No me sorprende tanto por Netflix. Lo que me llama la atención es que en los Golden Globes, por ejemplo, en la categoría Serie de drama haya una sola que no es de televisión paga y que el resto sean de HBO y Netflix. Lo que refleja la desaparición de la televisión abierta como generador de contenidos, porque no tiene la preminencia que tenía hace 15 años.
¿Se podría considerar que la nominación de Alejandro González Iñárruti como Mejor Director en los Golden Globes es señal de que el cine latinoamericano está en su mejor momento?
El problema es que a pesar de que Alejandro es un director mexicano está trabajando en el mercado estadounidense y está siendo nominado por una serie de ese país, Mozart in the Jungle, que básicamente está producida allá.
Entonces, ¿cuál ha sido la nominación más importante para el cine latinoamericano?
La de No, en los Premios Óscar (2012), como Mejor Película Extranjera. Es una cinta realizada en Chile muy compleja, que pone en acción a uno de los directores más importantes que tiene Latinoamérica: Pablo Larraín.

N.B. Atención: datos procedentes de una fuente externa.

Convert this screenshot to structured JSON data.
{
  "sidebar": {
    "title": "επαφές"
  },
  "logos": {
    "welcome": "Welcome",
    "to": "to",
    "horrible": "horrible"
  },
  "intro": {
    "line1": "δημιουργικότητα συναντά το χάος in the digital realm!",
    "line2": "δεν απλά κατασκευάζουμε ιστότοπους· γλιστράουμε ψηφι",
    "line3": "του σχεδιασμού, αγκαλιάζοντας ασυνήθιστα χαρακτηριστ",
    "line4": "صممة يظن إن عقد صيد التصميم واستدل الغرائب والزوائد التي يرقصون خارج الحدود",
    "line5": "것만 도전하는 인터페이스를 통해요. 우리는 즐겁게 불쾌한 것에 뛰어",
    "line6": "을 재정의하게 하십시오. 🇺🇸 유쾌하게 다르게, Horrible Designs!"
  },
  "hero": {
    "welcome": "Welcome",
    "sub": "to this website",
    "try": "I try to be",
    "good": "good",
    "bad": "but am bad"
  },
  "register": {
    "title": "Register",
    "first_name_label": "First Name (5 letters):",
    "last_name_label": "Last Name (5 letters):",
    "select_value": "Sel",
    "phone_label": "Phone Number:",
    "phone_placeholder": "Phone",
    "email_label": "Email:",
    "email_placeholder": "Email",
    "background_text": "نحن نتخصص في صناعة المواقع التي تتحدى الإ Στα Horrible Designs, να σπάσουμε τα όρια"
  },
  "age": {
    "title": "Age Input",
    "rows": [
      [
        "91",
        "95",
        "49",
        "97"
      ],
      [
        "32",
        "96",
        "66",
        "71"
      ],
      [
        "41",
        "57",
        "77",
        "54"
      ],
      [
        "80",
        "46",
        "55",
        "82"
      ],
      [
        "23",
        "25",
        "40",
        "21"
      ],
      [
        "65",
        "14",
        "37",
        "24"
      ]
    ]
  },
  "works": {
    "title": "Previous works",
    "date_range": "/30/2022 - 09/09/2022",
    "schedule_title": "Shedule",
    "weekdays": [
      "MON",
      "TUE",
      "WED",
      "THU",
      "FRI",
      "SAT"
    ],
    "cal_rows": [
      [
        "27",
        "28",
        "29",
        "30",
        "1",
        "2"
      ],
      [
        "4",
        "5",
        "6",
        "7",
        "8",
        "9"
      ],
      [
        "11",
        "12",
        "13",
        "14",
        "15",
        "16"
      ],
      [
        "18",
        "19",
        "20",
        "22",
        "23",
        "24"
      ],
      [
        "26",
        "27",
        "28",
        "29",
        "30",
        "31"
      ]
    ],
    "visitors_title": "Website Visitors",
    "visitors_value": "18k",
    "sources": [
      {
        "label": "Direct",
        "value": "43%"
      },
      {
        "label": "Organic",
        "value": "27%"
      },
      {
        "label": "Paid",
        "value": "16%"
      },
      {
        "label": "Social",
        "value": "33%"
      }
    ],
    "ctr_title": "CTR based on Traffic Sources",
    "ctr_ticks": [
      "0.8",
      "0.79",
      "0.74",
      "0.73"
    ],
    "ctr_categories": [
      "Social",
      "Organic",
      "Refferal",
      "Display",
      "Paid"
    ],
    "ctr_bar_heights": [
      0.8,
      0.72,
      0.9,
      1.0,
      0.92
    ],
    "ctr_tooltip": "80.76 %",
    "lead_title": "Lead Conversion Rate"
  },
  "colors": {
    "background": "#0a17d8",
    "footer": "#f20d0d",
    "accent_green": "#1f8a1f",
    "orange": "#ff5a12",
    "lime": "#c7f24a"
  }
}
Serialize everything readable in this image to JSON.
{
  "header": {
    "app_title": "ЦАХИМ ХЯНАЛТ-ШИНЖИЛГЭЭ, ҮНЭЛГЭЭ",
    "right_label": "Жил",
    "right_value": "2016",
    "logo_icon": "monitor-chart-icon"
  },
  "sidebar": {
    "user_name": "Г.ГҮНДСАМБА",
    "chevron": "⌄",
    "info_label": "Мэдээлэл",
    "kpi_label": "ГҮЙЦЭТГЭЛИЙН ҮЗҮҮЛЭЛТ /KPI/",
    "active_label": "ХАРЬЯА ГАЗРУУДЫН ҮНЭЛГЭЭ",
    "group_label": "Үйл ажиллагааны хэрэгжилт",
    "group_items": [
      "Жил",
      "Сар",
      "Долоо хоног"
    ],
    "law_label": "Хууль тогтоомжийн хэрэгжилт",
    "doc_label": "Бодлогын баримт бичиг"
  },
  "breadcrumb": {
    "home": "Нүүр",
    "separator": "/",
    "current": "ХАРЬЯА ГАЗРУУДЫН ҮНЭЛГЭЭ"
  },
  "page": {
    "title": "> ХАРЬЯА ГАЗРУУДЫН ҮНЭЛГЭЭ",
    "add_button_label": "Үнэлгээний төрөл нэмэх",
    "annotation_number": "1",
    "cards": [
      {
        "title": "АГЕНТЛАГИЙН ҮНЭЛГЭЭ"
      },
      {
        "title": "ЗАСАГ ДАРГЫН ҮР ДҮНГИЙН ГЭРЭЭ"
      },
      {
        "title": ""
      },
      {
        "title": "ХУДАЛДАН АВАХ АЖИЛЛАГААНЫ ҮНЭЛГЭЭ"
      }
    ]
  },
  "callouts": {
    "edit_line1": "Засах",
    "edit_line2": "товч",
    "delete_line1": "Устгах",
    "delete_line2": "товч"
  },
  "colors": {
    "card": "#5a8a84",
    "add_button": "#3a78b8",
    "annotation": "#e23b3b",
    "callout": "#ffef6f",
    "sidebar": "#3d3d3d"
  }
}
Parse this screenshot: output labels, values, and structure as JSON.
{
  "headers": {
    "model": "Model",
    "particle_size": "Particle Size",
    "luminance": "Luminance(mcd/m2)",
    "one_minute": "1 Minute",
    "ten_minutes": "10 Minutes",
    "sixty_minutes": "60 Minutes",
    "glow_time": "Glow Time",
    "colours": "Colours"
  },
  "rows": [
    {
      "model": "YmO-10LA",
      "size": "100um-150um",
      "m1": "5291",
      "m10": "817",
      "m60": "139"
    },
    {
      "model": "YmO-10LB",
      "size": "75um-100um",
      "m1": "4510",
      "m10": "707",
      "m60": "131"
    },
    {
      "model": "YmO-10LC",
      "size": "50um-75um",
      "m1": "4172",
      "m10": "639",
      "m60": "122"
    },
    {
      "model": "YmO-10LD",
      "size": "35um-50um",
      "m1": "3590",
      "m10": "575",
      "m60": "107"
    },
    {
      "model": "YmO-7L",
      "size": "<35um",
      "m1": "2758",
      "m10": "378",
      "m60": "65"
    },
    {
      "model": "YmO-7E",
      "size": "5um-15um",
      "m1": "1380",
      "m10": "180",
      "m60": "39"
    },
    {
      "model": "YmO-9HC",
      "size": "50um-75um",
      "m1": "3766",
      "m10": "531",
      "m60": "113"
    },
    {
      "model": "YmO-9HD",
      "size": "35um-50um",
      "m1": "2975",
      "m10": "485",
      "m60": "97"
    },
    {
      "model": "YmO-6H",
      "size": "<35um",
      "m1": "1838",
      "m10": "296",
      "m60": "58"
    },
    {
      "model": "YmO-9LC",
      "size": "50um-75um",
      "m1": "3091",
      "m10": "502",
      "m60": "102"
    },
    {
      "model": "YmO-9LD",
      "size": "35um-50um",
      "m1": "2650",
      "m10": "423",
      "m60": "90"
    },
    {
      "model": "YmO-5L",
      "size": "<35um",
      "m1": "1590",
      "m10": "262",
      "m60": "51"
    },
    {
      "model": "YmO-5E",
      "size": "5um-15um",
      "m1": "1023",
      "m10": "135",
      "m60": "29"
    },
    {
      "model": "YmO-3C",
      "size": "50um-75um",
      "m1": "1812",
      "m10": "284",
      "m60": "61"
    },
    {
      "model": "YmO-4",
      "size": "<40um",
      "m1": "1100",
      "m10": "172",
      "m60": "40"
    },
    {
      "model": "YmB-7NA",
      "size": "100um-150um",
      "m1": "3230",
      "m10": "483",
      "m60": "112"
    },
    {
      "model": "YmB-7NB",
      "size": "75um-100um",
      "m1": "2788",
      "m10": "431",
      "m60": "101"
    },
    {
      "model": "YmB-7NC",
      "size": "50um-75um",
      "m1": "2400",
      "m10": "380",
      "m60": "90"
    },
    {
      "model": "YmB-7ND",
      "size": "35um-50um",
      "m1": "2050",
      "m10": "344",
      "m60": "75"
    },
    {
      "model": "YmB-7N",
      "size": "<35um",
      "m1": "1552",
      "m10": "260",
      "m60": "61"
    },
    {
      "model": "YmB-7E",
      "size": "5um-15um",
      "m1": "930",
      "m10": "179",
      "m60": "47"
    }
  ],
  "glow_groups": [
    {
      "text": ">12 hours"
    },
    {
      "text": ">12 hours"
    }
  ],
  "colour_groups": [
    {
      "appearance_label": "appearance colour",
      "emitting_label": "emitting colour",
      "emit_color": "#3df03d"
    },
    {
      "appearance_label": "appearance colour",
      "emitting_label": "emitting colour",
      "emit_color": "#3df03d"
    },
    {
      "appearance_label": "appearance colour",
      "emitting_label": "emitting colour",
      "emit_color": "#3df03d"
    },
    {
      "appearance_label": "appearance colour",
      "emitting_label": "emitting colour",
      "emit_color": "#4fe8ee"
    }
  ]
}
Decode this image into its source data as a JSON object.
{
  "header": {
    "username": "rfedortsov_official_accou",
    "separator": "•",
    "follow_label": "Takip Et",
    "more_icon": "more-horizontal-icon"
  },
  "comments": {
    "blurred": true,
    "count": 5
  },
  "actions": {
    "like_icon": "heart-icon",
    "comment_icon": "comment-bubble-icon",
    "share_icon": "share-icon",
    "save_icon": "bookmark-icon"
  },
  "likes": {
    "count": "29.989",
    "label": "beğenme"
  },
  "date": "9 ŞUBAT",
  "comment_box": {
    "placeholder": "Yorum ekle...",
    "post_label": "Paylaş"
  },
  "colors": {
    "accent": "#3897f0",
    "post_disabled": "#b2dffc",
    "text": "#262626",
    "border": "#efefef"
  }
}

¿Qué fue lo que más le sorprendió de las nominaciones, tanto en los SAG como en los Golden Globes?
En los SAG, la ausencia de nominaciones para Puente de espías, de Steven Spielberg, porque considero que es uno de los grandes proyectos de este año. En los Golden Globes sorprende que Johnny Depp no esté nominado por Black Mass.
Finalmente, ¿qué fue lo que más le gustó de “Secretos de una obsesión”, adaptación estadounidense de la cinta “El secreto de sus ojos”, de la que usted fue productor asociado?
Estuve en el rodaje de la película en Los Ángeles y resultó interesante ver cómo alguien tomó un material y lo convirtió en otra cosa. Sobre todo quedé impresionado con las actuaciones de Julia Roberts y Chiwetel Ejiofor.